Meist sind es Autofahrer, die schimpfen, weil ihnen zugunsten neuer Radwege Platz weggenommen wird. Diesmal sind die Öffi-Nutzer dran. In der Otto-Braun-Straße zwischen Friedrichshain und Prenzlauer Berg feiert die Verkehrsverwaltung von Senatorin Ute Bonde (CDU) einen neuen Radweg – und vergisst in der Pressemitteilung zu erwähnen, dass dafür eine Busspur weichen musste.
Es geht um 350 Meter zwischen Mollstraße und Straße am Friedrichshain. Jahrelang gab es hier eine Busspur, die Busse und Radfahrer in friedlicher Koexistenz nutzten. Jetzt sind die BVG-Busse außen vor, dem Rad wurde die Vorfahrt zugewiesen. 2023 wurde die Beseitigung der Busspur Otto-Braun-Straße (Richtung Mollstraße) angeordnet. Die mit zwei Buslinien betroffene BVG wurde nicht angehört. „Diese Busspur, die von den Radfahrern bisher genutzt werden kann und auch genutzt wird, nun zugunsten eines Radfahrstreifens zu beseitigen, schürt Spannungen zwischen Bus- und Radverkehr“, ließ der Fahrgastverband IGEB vor einem halben Jahr verlauten.
BVG-Busse müssen im Haltestellenbereich einscheren
Nach bundesweiten Regularien soll die Zahl der Busfahrten in der Otto-Braun-Straße aber nicht ausreichen, um eine Busspur zu rechtfertigen. Durch die Otto-Braun-Straße fahren hier Busse der Linien 142 und 200, auf beiden Seiten gibt es Haltestellen. Werktags kommen pro Stunde acht Busse je Richtung, am Wochenende sind es fünf.

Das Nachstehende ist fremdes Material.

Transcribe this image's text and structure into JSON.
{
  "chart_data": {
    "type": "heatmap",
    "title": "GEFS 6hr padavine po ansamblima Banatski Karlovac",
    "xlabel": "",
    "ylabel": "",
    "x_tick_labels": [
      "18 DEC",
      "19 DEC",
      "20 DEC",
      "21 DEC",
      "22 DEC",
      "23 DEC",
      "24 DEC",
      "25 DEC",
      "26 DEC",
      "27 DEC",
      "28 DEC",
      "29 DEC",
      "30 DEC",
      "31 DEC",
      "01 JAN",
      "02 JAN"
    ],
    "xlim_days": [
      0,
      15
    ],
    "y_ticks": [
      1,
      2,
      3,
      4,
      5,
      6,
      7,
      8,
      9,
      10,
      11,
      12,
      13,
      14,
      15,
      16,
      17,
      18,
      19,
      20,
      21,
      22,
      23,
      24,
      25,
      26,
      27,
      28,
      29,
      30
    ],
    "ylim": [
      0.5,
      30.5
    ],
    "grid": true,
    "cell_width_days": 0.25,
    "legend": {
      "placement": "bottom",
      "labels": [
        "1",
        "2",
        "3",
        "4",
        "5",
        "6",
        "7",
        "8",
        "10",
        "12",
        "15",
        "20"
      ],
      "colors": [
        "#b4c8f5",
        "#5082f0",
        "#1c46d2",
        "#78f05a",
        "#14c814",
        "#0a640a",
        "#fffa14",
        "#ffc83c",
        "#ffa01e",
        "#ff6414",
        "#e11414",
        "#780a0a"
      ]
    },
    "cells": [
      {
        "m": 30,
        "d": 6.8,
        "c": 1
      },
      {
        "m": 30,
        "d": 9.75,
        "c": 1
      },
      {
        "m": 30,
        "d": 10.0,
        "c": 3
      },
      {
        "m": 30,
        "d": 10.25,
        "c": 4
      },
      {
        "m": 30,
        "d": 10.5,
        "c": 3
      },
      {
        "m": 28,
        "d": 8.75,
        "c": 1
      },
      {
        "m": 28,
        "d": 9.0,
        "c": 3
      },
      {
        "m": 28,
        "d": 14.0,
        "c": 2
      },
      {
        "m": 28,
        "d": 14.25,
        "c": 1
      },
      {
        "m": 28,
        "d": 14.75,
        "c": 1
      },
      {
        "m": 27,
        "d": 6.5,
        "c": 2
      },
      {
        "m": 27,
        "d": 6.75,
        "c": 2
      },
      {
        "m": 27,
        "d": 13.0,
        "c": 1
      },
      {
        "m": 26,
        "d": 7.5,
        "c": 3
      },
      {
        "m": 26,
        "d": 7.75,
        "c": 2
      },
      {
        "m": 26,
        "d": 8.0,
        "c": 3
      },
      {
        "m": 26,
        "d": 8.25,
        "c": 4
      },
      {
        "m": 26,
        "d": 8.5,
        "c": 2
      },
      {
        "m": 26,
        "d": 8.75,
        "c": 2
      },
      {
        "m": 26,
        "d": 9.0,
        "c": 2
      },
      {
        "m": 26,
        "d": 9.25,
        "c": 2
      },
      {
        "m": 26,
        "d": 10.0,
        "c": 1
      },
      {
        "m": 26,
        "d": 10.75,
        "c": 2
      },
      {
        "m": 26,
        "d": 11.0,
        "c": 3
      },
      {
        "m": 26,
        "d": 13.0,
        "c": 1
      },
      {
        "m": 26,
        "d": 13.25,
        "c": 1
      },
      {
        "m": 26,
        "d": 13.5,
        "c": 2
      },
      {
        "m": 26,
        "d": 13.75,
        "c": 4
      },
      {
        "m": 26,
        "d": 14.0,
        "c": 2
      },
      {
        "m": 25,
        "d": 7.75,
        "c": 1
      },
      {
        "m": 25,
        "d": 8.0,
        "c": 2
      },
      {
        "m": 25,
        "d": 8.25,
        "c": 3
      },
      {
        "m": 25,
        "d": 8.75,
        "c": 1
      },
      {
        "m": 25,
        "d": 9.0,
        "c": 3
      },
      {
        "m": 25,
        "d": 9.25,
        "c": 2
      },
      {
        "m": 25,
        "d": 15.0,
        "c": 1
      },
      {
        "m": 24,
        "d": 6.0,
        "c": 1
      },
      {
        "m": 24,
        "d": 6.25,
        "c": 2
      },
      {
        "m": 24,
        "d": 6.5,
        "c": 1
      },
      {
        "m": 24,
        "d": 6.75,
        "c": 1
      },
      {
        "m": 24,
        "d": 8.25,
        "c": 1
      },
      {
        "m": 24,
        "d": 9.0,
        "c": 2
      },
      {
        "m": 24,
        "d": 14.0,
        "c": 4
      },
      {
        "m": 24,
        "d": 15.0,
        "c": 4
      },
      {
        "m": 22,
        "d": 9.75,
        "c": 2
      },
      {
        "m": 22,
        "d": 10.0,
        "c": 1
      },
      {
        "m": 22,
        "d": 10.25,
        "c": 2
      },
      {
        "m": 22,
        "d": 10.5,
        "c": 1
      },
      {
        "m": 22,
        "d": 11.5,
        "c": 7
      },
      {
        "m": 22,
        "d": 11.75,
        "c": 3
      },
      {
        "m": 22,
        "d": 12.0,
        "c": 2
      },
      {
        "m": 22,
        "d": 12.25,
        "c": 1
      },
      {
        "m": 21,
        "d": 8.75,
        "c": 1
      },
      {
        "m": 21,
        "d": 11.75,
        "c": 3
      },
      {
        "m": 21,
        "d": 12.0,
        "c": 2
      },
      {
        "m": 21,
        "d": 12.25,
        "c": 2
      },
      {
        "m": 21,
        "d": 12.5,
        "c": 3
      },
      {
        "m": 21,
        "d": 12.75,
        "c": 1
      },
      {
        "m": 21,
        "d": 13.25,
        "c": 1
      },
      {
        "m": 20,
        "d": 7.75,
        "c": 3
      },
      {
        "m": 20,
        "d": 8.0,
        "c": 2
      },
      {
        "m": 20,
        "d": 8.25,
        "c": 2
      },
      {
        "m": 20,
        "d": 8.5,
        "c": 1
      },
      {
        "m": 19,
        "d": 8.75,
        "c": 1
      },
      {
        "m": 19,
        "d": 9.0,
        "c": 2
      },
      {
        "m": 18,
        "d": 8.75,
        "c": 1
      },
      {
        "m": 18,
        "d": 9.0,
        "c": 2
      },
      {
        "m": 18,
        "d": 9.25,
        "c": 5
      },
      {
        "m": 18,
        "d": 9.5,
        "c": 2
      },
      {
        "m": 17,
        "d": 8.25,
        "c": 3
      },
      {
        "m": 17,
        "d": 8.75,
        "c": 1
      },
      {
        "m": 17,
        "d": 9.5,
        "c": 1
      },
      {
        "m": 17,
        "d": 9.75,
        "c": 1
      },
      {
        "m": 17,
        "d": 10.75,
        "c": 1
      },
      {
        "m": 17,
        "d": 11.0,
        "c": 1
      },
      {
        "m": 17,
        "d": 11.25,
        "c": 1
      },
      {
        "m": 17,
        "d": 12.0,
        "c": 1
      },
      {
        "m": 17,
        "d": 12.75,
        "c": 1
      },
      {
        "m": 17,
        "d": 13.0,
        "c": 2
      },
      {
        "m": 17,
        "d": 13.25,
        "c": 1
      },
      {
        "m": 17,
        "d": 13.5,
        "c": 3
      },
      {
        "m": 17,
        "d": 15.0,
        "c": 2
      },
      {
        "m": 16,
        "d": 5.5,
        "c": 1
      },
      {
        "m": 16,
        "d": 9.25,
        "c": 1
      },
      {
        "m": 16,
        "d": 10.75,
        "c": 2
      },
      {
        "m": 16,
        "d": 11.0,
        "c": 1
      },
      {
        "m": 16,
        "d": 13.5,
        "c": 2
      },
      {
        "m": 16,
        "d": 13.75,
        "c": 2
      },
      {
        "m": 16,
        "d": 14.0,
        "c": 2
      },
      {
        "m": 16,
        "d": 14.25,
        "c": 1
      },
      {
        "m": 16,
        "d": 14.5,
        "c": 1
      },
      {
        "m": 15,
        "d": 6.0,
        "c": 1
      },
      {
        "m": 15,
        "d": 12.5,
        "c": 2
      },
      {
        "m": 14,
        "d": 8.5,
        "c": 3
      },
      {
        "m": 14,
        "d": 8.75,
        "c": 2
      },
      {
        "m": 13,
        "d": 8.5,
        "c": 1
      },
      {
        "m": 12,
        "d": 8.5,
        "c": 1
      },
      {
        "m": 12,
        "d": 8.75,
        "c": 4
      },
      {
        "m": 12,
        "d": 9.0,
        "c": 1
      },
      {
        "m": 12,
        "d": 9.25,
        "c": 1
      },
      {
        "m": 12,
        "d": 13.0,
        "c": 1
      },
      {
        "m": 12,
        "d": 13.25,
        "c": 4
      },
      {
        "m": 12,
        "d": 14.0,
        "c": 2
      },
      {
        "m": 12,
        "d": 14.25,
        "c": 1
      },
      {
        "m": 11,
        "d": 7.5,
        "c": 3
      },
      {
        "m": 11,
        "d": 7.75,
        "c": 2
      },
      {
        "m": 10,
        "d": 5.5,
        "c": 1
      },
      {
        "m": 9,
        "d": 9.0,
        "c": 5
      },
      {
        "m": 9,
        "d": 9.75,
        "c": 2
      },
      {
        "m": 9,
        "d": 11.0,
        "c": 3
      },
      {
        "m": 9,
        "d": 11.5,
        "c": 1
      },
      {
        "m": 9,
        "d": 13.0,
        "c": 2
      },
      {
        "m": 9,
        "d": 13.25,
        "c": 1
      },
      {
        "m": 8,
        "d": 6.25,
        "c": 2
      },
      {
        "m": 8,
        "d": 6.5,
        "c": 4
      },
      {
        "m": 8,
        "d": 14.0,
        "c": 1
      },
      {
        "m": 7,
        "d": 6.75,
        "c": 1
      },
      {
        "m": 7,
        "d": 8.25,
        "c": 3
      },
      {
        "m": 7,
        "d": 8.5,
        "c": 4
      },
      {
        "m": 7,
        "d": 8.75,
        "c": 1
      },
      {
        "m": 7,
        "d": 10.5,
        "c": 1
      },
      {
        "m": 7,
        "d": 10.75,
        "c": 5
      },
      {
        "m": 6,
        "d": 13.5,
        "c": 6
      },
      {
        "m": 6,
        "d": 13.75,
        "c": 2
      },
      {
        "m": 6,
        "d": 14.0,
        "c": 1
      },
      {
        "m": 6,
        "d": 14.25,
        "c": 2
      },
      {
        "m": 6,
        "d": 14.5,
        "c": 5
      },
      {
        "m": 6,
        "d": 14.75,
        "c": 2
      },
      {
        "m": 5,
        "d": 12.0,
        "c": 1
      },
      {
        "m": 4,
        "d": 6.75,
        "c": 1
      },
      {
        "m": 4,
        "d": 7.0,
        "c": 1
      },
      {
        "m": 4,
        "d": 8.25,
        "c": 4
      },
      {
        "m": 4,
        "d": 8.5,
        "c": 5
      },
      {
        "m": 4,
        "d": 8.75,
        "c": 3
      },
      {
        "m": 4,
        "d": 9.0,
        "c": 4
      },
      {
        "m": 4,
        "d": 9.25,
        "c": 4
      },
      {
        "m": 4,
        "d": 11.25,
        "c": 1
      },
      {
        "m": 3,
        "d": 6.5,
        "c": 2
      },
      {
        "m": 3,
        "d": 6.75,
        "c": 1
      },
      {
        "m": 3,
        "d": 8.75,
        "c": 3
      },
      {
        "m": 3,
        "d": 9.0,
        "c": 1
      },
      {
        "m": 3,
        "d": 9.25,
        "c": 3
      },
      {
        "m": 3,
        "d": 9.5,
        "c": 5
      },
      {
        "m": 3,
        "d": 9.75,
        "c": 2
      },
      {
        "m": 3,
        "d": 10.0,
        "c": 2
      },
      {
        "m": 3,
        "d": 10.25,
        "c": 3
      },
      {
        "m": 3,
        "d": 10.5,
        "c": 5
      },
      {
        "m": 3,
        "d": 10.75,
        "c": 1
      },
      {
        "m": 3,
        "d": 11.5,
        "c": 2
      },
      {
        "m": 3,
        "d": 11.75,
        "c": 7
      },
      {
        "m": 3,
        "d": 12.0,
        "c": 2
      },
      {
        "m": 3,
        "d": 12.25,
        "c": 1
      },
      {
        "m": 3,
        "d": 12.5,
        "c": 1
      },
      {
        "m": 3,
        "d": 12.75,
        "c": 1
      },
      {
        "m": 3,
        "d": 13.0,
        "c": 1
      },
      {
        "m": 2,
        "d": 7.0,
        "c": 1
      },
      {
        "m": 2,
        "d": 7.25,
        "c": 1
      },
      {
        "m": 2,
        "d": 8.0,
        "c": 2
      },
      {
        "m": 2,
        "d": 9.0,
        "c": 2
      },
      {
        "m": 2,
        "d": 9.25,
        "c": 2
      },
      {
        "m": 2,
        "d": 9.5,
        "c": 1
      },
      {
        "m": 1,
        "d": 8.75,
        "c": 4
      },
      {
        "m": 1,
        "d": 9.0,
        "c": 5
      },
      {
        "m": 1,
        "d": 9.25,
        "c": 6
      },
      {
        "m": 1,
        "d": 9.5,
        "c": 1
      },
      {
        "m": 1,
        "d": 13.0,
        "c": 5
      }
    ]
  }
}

Wo vorher klar war, dass hier Busse und Radfahrer die Spur gleichzeitig benutzen, müssen Bus- und Fahrerfahrer jetzt mehr aufpassen als vorher, da die BVG-Busse an den Haltestellen auf die Busspur von der Seite her einscheren müssen – und die Radspur kurzzeitig zur Busspur wird. Autofahrer müssen wiederum aufpassen, wenn Radfahrer den stehenden Bus überholen und auf die Fahrspur für Autos ausweichen.
Viel von der neuen „Radverkehrsanlage“, wie es hochtrabend aus der Verwaltung heißt, sieht man allerdings am Sonntag noch nicht. Die Verkehrsverwaltung berichtet, dass auf einer Länge von etwa 350 Metern „geschützte Radwege mit einer befahrbaren Breite von 2,20 Metern und einem zusätzlichen Schutzstreifen von 75 Zentimetern zum motorisierten Verkehr hin eingerichtet“ worden seien. Geschützt ist hier aber noch gar nichts. Wenn man mal von zwei dicken weißen Streifen absieht, die die beiden Autospuren von der Radspur abtrennen.

Denn bis jetzt sind nur die Asphalt- und Markierungsarbeiten ausgeführt und Schilder aufgestellt worden. Die Verwaltung spricht von ungünstigen Wetterbedingungen, die dafür sorgten, dass „einige wenige Arbeiten“ auf das nächste Jahr verschoben worden mussten. Genau die Arbeiten, die dafür sorgen sollen, dass Radfahrer hier wirklich geschützt unterwegs sind.